Functionalist theories of deviance

Going back at least to Herbert Spencer (and maybe even to Comte), society has been compared to a biological organism. Just as all parts of the body (or almost all) contribute to the overall health of the whole organism, so the basic institutions and patterns of society contribute to the functioning of the whole society.

What do the functionalists do with deviant behavior?

I. Emile Durkheim. You may already be familiar with the background of Durkheim's sociology. He was educated during the second republic, a time of more or less democratic rule in France after a long period of alternating instability, kings and emperors, and he was intensely interested in how to maintain social cohesion and stability under a democratic system. Ultimately, he became convinced of the importance of the collective conscience, a concept that combines our ideas of culture, consciousness, and conscience. He was arguing against the predominance of individualistic emphases in psychology and economics and was convinced that a society where everyone looked out strictly for his/her own self interest would be a sociological monstrosity. In this context, he discovered an important function for crime and talked about the normality of crime. Not only can crime not be eliminated, but the way in which a society reacts to crime contributes to the health of society in important ways.

A. If the collective conscience were so strong that no one could imagine violating the basic norms, change would be impossible and that society could not adapt to new conditions and challenges. Indeed, what is initially labeled crime sometimes serves as "an anticipation of future morality." Think of Margaret Sanger, jailed for opening a birth control clinic in New York City, or Rosa Parks, jailed for refusing to give up her seat on the bus, or maybe Jack Kervorkian, currently imprisoned in Michigan for his role in doctor-assisted suicides.

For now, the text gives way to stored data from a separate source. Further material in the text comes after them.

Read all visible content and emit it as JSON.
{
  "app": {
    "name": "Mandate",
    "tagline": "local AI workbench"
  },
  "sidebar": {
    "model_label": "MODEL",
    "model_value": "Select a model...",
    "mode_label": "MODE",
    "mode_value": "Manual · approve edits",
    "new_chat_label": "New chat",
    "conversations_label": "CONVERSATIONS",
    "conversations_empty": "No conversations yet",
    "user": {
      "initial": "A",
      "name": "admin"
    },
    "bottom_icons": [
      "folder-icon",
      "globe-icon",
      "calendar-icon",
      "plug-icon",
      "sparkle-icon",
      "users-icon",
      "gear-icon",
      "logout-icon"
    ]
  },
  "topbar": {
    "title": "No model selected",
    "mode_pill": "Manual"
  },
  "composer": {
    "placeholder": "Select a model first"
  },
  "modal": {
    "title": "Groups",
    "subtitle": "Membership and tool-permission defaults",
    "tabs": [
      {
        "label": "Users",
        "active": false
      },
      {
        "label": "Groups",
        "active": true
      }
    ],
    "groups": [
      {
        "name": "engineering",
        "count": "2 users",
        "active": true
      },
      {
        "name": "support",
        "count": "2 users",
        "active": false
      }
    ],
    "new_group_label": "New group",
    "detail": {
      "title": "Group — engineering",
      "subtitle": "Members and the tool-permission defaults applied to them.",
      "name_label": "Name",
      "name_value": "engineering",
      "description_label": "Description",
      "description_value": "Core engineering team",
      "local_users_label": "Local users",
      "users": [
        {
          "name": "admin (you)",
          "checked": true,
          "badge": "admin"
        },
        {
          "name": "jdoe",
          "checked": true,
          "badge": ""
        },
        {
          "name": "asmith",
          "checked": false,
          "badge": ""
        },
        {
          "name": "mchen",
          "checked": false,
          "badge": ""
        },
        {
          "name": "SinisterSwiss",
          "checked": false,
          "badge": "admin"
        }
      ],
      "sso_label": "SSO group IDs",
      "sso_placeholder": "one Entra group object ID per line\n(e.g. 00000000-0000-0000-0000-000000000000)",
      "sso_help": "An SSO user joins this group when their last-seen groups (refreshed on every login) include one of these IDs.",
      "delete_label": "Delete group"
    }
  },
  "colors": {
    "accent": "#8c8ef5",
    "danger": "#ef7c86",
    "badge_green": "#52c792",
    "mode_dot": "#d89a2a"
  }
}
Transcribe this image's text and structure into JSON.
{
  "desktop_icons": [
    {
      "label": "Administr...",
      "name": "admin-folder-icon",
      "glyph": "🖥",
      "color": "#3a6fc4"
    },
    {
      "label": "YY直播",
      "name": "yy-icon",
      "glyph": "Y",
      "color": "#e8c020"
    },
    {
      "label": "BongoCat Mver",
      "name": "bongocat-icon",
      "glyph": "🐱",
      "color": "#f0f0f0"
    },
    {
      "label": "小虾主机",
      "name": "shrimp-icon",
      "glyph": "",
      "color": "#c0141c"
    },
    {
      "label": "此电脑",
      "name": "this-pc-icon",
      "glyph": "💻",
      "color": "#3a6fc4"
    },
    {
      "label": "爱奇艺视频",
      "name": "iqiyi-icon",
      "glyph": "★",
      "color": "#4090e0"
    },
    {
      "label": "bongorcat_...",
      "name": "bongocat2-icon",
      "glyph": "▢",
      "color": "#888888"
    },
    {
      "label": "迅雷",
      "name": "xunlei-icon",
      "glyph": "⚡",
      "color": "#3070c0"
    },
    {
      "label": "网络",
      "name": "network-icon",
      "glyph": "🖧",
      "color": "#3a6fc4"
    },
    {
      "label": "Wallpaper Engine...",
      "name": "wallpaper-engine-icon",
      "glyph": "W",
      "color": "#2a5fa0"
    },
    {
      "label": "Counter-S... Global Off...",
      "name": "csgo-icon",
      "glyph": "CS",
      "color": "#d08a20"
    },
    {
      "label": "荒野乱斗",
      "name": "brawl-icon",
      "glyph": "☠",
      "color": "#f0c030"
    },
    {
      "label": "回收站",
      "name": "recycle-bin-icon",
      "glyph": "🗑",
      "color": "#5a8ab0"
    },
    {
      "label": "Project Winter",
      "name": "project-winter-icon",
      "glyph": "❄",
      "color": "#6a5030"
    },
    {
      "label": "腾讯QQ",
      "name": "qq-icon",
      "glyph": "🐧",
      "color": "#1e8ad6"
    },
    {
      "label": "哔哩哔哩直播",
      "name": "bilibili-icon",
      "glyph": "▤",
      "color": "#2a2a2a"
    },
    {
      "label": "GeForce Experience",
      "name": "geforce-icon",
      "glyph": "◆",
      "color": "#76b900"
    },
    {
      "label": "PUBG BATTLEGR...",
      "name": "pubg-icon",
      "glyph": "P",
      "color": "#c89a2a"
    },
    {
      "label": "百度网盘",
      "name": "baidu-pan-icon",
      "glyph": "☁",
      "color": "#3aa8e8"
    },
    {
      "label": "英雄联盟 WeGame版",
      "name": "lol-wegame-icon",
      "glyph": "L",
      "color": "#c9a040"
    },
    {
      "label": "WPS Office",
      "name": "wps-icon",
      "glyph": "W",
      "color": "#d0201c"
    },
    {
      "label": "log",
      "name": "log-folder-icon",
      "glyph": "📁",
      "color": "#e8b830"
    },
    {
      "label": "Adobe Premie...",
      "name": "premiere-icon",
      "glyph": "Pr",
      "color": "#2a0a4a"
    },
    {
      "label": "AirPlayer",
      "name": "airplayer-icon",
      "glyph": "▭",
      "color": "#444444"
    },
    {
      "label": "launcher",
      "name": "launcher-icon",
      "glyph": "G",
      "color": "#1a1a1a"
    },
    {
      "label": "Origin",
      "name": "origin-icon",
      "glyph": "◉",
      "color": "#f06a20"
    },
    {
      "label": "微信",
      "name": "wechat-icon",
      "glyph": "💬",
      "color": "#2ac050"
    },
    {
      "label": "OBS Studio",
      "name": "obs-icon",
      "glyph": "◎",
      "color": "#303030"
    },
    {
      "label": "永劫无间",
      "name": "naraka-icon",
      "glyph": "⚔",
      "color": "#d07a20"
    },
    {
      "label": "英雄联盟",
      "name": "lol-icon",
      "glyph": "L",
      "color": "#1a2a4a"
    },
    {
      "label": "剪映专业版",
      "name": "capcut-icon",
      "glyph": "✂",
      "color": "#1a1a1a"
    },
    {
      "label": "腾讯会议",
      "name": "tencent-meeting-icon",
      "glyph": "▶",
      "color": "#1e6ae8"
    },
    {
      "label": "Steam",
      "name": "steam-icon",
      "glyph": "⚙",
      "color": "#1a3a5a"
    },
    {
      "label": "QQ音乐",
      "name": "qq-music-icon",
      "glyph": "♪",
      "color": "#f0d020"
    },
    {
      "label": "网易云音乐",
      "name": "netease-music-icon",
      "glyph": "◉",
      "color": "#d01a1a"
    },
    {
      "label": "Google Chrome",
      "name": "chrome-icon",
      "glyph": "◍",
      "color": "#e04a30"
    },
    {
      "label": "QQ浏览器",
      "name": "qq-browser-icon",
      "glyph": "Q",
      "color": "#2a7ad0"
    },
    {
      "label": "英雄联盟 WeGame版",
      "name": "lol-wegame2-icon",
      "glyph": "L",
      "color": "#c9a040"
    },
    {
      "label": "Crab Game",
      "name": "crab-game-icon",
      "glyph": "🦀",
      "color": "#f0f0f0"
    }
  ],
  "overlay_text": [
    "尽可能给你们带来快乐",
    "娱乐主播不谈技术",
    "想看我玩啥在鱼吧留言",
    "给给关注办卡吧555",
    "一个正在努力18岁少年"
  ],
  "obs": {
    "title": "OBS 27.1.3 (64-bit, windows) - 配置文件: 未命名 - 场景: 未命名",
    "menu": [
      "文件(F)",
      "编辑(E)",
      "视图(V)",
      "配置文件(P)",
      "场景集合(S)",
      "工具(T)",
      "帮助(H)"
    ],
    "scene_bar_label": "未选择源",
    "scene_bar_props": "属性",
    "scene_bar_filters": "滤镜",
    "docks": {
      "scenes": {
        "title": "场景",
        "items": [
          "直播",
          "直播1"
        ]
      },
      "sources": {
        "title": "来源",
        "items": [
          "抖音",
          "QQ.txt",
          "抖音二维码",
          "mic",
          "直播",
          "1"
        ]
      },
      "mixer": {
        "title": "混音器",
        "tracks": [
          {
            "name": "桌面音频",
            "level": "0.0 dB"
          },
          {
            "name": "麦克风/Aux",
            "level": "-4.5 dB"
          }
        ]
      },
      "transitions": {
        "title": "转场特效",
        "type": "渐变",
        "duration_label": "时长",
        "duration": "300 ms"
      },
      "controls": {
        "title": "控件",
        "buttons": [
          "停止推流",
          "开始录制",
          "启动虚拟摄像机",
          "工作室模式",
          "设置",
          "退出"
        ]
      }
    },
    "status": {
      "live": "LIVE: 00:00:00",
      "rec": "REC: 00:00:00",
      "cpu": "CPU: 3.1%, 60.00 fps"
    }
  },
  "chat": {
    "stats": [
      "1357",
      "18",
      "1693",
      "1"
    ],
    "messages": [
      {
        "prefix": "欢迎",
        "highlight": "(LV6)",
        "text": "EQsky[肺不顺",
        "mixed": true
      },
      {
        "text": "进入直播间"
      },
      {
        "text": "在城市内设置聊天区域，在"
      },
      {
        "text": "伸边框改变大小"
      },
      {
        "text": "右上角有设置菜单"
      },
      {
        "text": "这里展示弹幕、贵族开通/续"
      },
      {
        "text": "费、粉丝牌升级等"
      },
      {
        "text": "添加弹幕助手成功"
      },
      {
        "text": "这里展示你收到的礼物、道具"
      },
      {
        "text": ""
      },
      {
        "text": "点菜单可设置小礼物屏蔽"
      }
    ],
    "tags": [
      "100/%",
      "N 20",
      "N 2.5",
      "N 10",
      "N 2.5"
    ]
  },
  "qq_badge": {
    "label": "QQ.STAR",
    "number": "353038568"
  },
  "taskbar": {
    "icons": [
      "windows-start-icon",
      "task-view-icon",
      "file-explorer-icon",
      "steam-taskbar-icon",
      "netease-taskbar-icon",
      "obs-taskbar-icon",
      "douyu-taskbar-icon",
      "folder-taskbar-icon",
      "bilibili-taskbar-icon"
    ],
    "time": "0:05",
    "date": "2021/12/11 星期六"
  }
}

B. Durkheim asks us to imagine a society of saints... perhaps it would help to think about a group like the Amish. In such a society, deviance doesn't disappear; it just gets defined by a more sensitive standard. If there are no armed robbers, greed in small areas of life may be perceived as sinful; if no murderers, petty hatreds may be singled out.

C. The real function of punishment is not the abolition of crime, which is impossible, but the reaffirmation of society's basic values. People turn out in large numbers for public executions, they buzz with gossip of the latest atrocity, they devour media representations of crime, because this is an opportunity to draw the line between us (the good people) and them (the bad guys).

This is not to say that Durkheim believed every level of crime was healthy; in fact, he was concerned that France in 1900 was becoming too individualistic, the collective conscience too weak, and a whole variety of social pathologies such as crime and suicide were on the rise.

II. Kai Erikson, Wayward Puritans

In my view, Erikson provides the most creative and powerful application of functionalist ideas about deviance by a contemporary sociologist in this analysis of crime and punishment in the 17th century Massachusetts Bay Colony (the land of the Puritans).

"Human behavior can vary over an enormous range, but each community draws a symbolic set of parentheses around a certain segment of that range and limits its activities within that narrow range. These parentheses, so to speak, are the moral boundaries of that society."

Deviant behavior and the group's reaction to deviance are the key processes in defining those boundaries and investing them with moral fervor.

"The excitement generated by the crime quickens the tempo of interaction in a group and creates a climate in which the private sentiments of many people are fused into a common sense of morality."

How is it that people learn the boundaries and convey them to the next generation. This takes place through "criminal trials, excommunication hearings, courts martial, or even psychiatric case conferences." More often than not, we don't really expect to reform the deviant (especially to the extent that we are influenced by our Puritan heritage, because the Puritans believed that God had destined people for heaven or damnation before he even created the world) but the processing of the deviant is a ritual, ceremonial occasion for society as a whole.

In this book, Erikson provides at least a mini-test of three propositions that he teases out of Durkheim's analysis:

1. That there is a close relationship between the type of moral boundaries emphasized in a given society and the type of deviance that predominates. Puritan society, for example, generated large quantities of religious deviance; Bolshevik society generated the great political trials of the 1930s.

2. That in a relatively stable society, the amount of crime is likely to remain somewhat constant... for example, when England was shipping all her worst criminals to the colonies, the overall rate of crime processed by the English courts probably did not drop significantly. Erikson looks at the records of a particular Puritan court and shows that during the Quaker crime wave (when Quakers were being punished by the courts for their religious heresy), other kinds of crime got less attention from the court.

3. Crime waves are produced not so much by a multiplication of criminal acts as by some kind of moral crisis or challenge to the collective conscience. A good example would be the McCarthy hearings of the 1950s and the discovery of large numbers of communists and "fellow travelers" in the midst of American society that were subsequently blacklisted and driven from their jobs.

One of the interesting aspects of Erikson's treatment of these moral challenges and crises is that Erikson does not assume they will always be resolved in the direction of the stability of the old moral order. Thus Erikson's functionalism does not have the conservative bias attributed to figures like Talcott Parsons at Harvard in the 1940s and 1950s.